In fact, one worker, 25-year-old Felix Arthur, was famously buried in Nelson, Georgia, with a marble grave marker provided by the Georgia Marble Company which supplied marble for the Capitol.

Other workers’ graves can be found in West Bend, Wisconsin, and Maplewood.

This speculation might be, in part, due to the memorial plaque which can be found in the Capitol’s basement.

It memorializes the six workers and was installed in 2017 after a group of Owatonna middle schoolers studying the Capitol’s history pushed for a bill recognizing the workers.

Legend: Kids on the quadriga

One of the most striking symbols of the Capitol is the golden quadriga perched at the base of the dome.

“The Progress of the State” features four horses representing the forces of nature, earth, wind, fire and water, with two women holding their bridles representing agriculture and industry. Atop the quadriga stands “Prosperity” who holds a horn of plenty and staff inscribed with “Minnesota.”

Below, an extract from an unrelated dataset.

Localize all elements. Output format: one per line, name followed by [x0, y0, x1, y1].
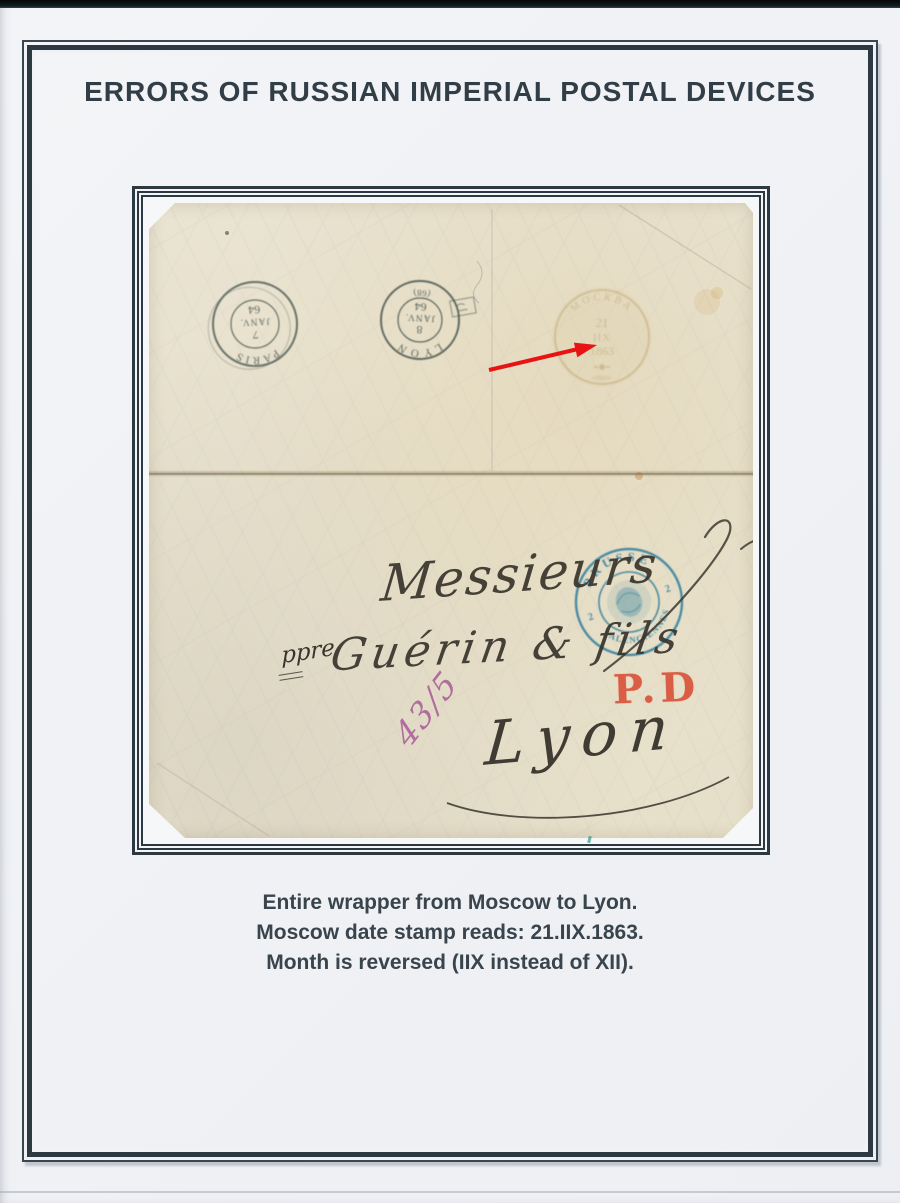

Tour visitors are treated to a view of the quadriga from the roof, but it is commonly said that parents used to set their children up on the backs of the golden horses.

This myth, Pease said, is entirely true.

The Capitol roof used to be entirely open to the public, with visitors able to approach and touch the gold-leafed horses. When the horses were restored in 1994, “anything that had a surface had some graffiti on it,” Pease said. Since then, tours and the public are no longer able to approach the quadriga, but memory of when that wasn’t the case still exists.

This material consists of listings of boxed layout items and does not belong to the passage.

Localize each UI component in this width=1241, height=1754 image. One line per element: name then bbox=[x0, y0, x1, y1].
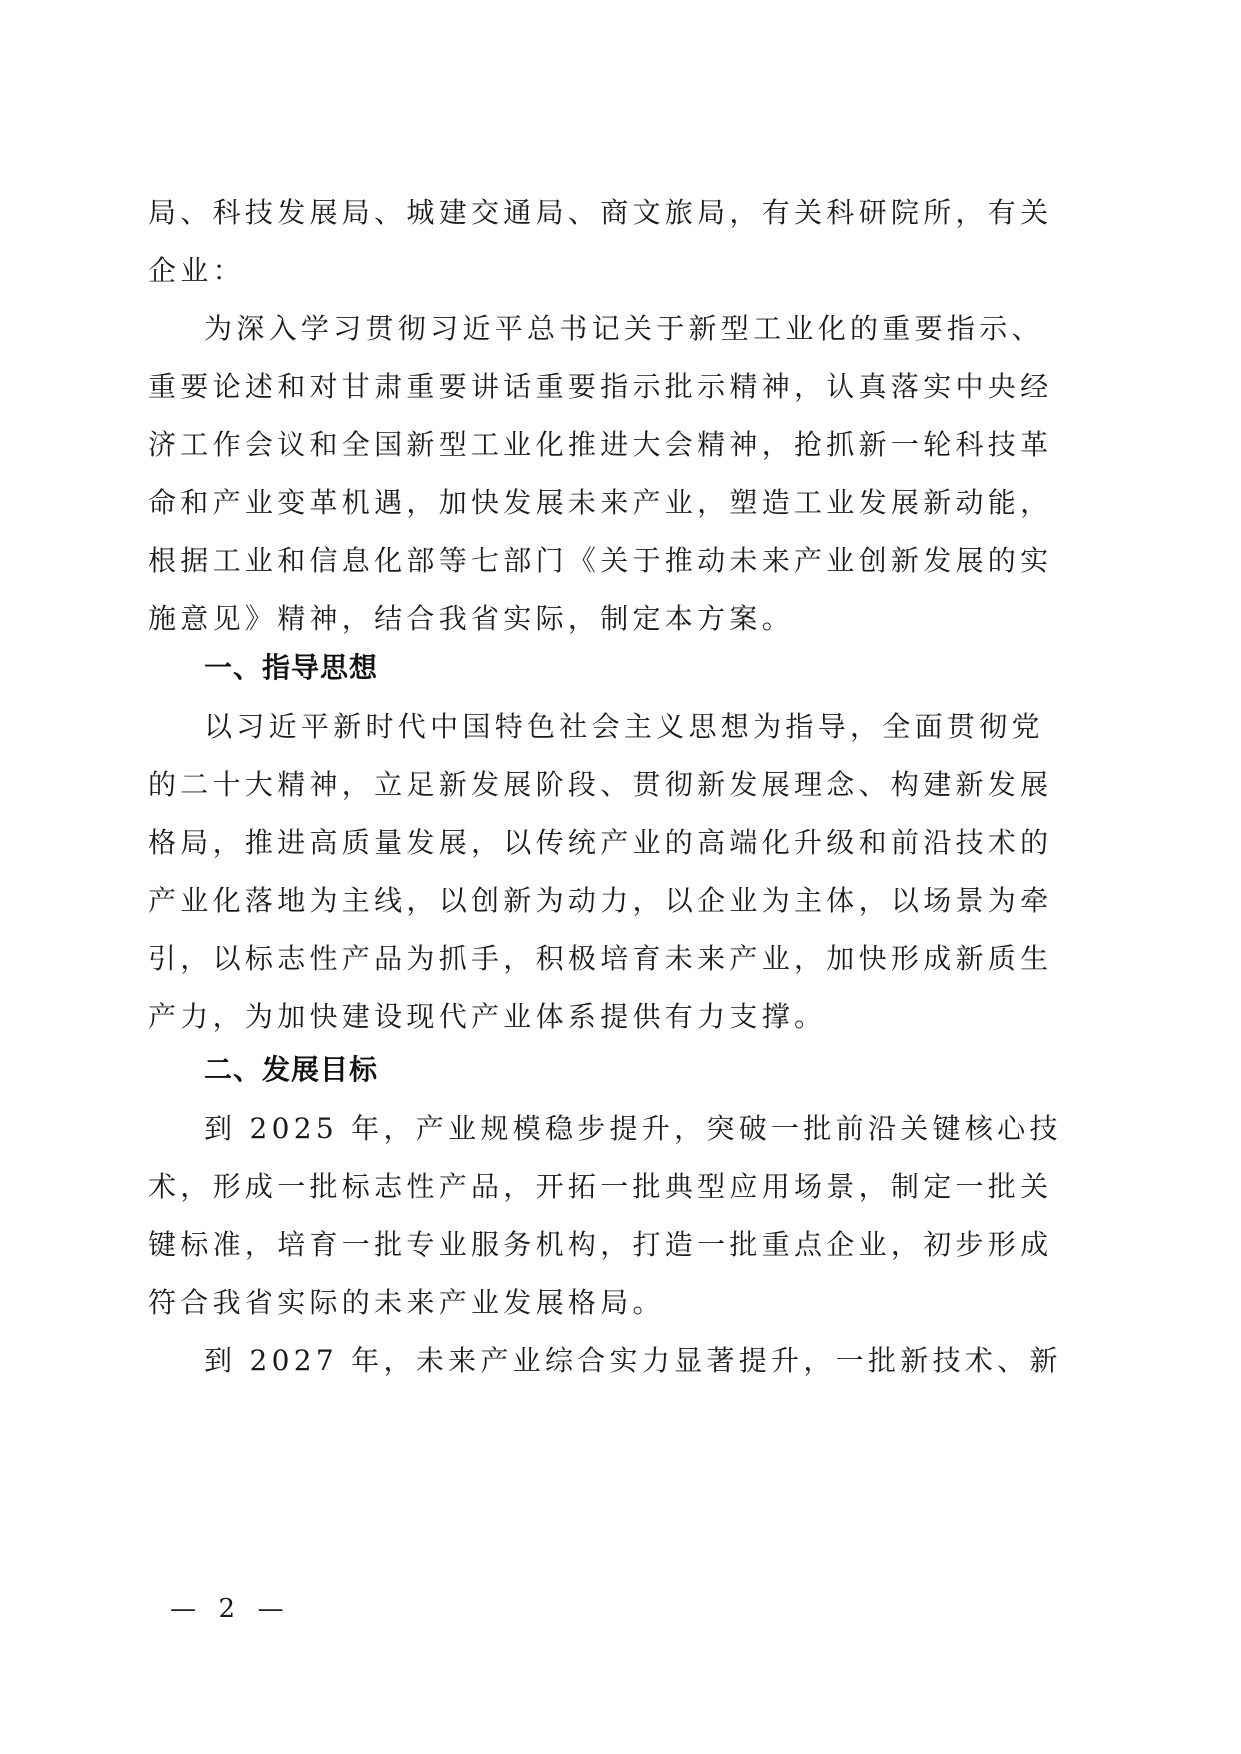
section1-line-1: 以习近平新时代中国特色社会主义思想为指导，全面贯彻党 bbox=[204, 707, 966, 747]
section2-line-2: 术，形成一批标志性产品，开拓一批典型应用场景，制定一批关 bbox=[148, 1167, 966, 1207]
document-page: 局、科技发展局、城建交通局、商文旅局，有关科研院所，有关 企业： 为深入学习贯彻… bbox=[0, 0, 1241, 1754]
preamble-line-6: 施意见》精神，结合我省实际，制定本方案。 bbox=[148, 599, 966, 639]
addressee-line-1: 局、科技发展局、城建交通局、商文旅局，有关科研院所，有关 bbox=[148, 193, 966, 233]
section2-line-3: 键标准，培育一批专业服务机构，打造一批重点企业，初步形成 bbox=[148, 1225, 966, 1265]
preamble-line-5: 根据工业和信息化部等七部门《关于推动未来产业创新发展的实 bbox=[148, 541, 966, 581]
section-heading-development-goals: 二、发展目标 bbox=[204, 1050, 378, 1090]
section1-line-2: 的二十大精神，立足新发展阶段、贯彻新发展理念、构建新发展 bbox=[148, 765, 966, 805]
preamble-line-1: 为深入学习贯彻习近平总书记关于新型工业化的重要指示、 bbox=[204, 309, 966, 349]
section1-line-5: 引，以标志性产品为抓手，积极培育未来产业，加快形成新质生 bbox=[148, 939, 966, 979]
preamble-line-3: 济工作会议和全国新型工业化推进大会精神，抢抓新一轮科技革 bbox=[148, 425, 966, 465]
section-heading-guiding-ideology: 一、指导思想 bbox=[204, 648, 378, 688]
section2-line-4: 符合我省实际的未来产业发展格局。 bbox=[148, 1283, 966, 1323]
section2-line-5: 到 2027 年，未来产业综合实力显著提升，一批新技术、新 bbox=[204, 1341, 966, 1381]
section2-line-1: 到 2025 年，产业规模稳步提升，突破一批前沿关键核心技 bbox=[204, 1109, 966, 1149]
addressee-line-2: 企业： bbox=[148, 251, 966, 291]
page-number: — 2 — bbox=[170, 1589, 286, 1629]
preamble-line-2: 重要论述和对甘肃重要讲话重要指示批示精神，认真落实中央经 bbox=[148, 367, 966, 407]
preamble-line-4: 命和产业变革机遇，加快发展未来产业，塑造工业发展新动能， bbox=[148, 483, 966, 523]
section1-line-4: 产业化落地为主线，以创新为动力，以企业为主体，以场景为牵 bbox=[148, 881, 966, 921]
section1-line-6: 产力，为加快建设现代产业体系提供有力支撑。 bbox=[148, 997, 966, 1037]
section1-line-3: 格局，推进高质量发展，以传统产业的高端化升级和前沿技术的 bbox=[148, 823, 966, 863]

“I’ve had people who are in their 70s say, ‘Oh yeah, I remember my dad let me sit on top of the horses,’” Pease said.

Minnesota Myth and History

It isn’t surprising that rumors and legends cling to the Capitol building and grounds. The intricate details of art, architecture and history “just invite the stories,” Pease said.

Keeping the rumor separate from fact, however, is a continual effort from the Minnesota Historical Society, especially in the internet age where photos and stories can reappear year after year, caught on the tides of algorithm.

For Pease, however, the ever-changing tapestry of Capitol legend is a part of the vitality of the space, because after all, “if it’s a good story, it’s hard not to use it.”